Interestingly, the effect seems to be on sperm DNA but not on egg ( ovum) DNA. No genetic links have been found that can be attributed to smoking by the mother. This is probably because cells forming sperms are far more often in a state of division ( mitosis ) than are eggs. Mutations occur mostly during mitosis because repair activity is temporarily halted during this phase.

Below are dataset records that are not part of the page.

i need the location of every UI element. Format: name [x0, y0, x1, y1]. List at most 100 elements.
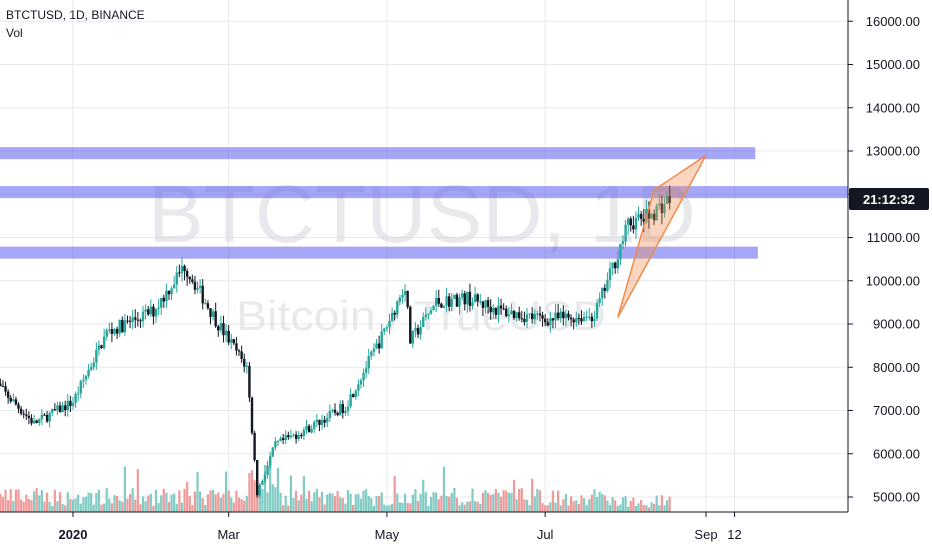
candle-body [590, 316, 594, 322]
candle-body [289, 435, 293, 438]
volume-bar [614, 500, 617, 512]
horizontal-zone[interactable] [0, 246, 758, 259]
volume-bar [253, 480, 256, 512]
volume-bar [354, 494, 357, 512]
candle-body [401, 295, 404, 298]
volume-bar [310, 501, 313, 512]
volume-bar [499, 496, 503, 512]
horizontal-zones[interactable] [0, 147, 848, 259]
volume-bar [484, 490, 487, 512]
volume-bar [40, 490, 43, 512]
volume-bar [53, 489, 56, 512]
candle-body [637, 213, 640, 218]
candle-body [35, 420, 38, 423]
candle-body [123, 320, 127, 333]
candle-body [370, 351, 373, 356]
candle-body [380, 331, 383, 349]
candlestick-series[interactable] [0, 185, 671, 498]
volume-bar [118, 500, 121, 512]
candle-body [240, 351, 243, 359]
volume-bar [608, 504, 612, 512]
volume-bar [640, 499, 643, 512]
candle-body [616, 259, 619, 269]
candle-body [76, 393, 80, 395]
symbol-title[interactable]: BTCTUSD, 1D, BINANCE [6, 8, 145, 22]
volume-bar [575, 500, 578, 512]
candle-body [175, 272, 178, 285]
volume-indicator-label[interactable]: Vol [6, 26, 23, 40]
price-tick-label: 7000.00 [873, 403, 920, 418]
wedge-drawing[interactable] [617, 154, 707, 318]
candle-body [230, 339, 233, 343]
candle-body [442, 305, 446, 308]
volume-bar [230, 497, 233, 512]
volume-bar [258, 493, 261, 512]
candle-body [1, 385, 5, 387]
candle-body [12, 399, 15, 402]
volume-bar [595, 497, 599, 512]
candle-body [634, 217, 638, 230]
candle-body [9, 397, 12, 402]
candle-body [320, 419, 324, 425]
volume-bar [557, 490, 560, 512]
candle-body [32, 420, 36, 424]
candle-body [512, 310, 516, 319]
volume-bar [295, 490, 298, 512]
volume-bar [481, 492, 484, 512]
volume-bar [357, 493, 360, 512]
volume-bar [128, 494, 132, 512]
candle-body [575, 318, 578, 323]
candle-body [198, 285, 202, 288]
volume-bar [20, 499, 23, 512]
candle-body [606, 279, 609, 291]
candle-body [476, 294, 479, 302]
horizontal-zone[interactable] [0, 147, 756, 160]
wedge-shape[interactable] [617, 154, 707, 318]
candle-body [331, 409, 334, 411]
candle-body [450, 298, 453, 307]
candle-body [297, 435, 300, 439]
candle-body [437, 297, 440, 304]
volume-bar [665, 500, 669, 512]
volume-bar [305, 498, 308, 512]
volume-bar [515, 499, 518, 512]
volume-bar [474, 501, 477, 512]
price-axis[interactable]: 5000.00 6000.00 7000.00 8000.00 9000.00 10000… [847, 0, 929, 512]
candle-body [232, 339, 236, 344]
candle-body [287, 435, 290, 438]
candle-body [390, 312, 394, 321]
volume-bar [634, 506, 638, 512]
volume-bar [396, 493, 399, 512]
volume-bar [453, 487, 456, 512]
candle-body [569, 317, 573, 320]
candle-body [110, 329, 114, 334]
time-axis[interactable]: 2020 Mar May Jul Sep 12 [0, 511, 848, 542]
price-tick-label: 16000.00 [866, 14, 920, 29]
candle-body [642, 218, 645, 222]
candle-body [115, 328, 119, 334]
candle-body [603, 287, 607, 291]
candle-body [492, 308, 495, 313]
volume-bar [300, 494, 303, 512]
volume-bar [341, 498, 344, 512]
candle-body [45, 414, 49, 422]
candle-body [261, 480, 264, 485]
volume-bar [489, 494, 492, 512]
horizontal-zone[interactable] [0, 186, 848, 199]
candle-body [235, 343, 238, 351]
volume-bar [406, 503, 409, 512]
volume-bar [232, 502, 235, 512]
candle-body [64, 405, 67, 411]
candle-body [411, 331, 415, 344]
candle-body [121, 319, 124, 333]
volume-bar [186, 482, 189, 512]
volume-bar [339, 497, 342, 512]
candle-body [388, 320, 391, 328]
volume-bar [546, 505, 549, 512]
candle-body [530, 313, 534, 320]
candle-body [349, 394, 352, 407]
candle-body [429, 310, 433, 314]
candle-body [598, 298, 601, 304]
volume-bar [4, 489, 7, 512]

You may be wondering what all this has to do with antioxidant vitamins. Reporting these findings at an international conference on environmental causes of cancer in February 1993, the American biochemist Bruce Ames, of the University of California at Berkeley, pointed out that much of the damage resulting from smoking comes from strongly oxidizing compounds in cigarette smoke, such as free radicals. When this damage affects the DNA in the cells that produce sperms, then some of the sperms will carry mutant DNA. If a child happens to be produced by fertilization by such a damaged sperm, congenital defects will result and the resulting mutations can, as Ames put it, cause ‘an effect that will reverberate down the generations.’


Ames points out that there is about eight times as much vitamin C in seminal fluid as there is in blood. This cannot be a mere coincidence. This antioxidant vitamin must play an important role in protecting sperms from genetic damage so as to minimize the number of inheritable disorders caused by mutations. Since, like all cells in the body, sperms are attacked by about 10,000 oxidizing reactions every day, they clearly need such protection. The amount of vitamin C in the seminal fluid sensitively reflects the amount present in the diet. Even more significant, a low dietary intake of vitamin C immediately produces a substantial increase in the amount of a substance called 8-hydroxydeoxyguanosine. This is a breakdown product of DNA that is produced in increased quantity when DNA is being damaged. The current official recommended daily allowance of about 60 mg is too low to produce enough vitamin C in semen to reduce this DNA damage to safe levels. Research suggests that a minimum daily intake of 250 mg should suffice. Smoking uses up much of the vitamin C levels in the body to cope with the large amounts of oxidizing compounds in absorbed smoke, so smokers are clearly at greater risk.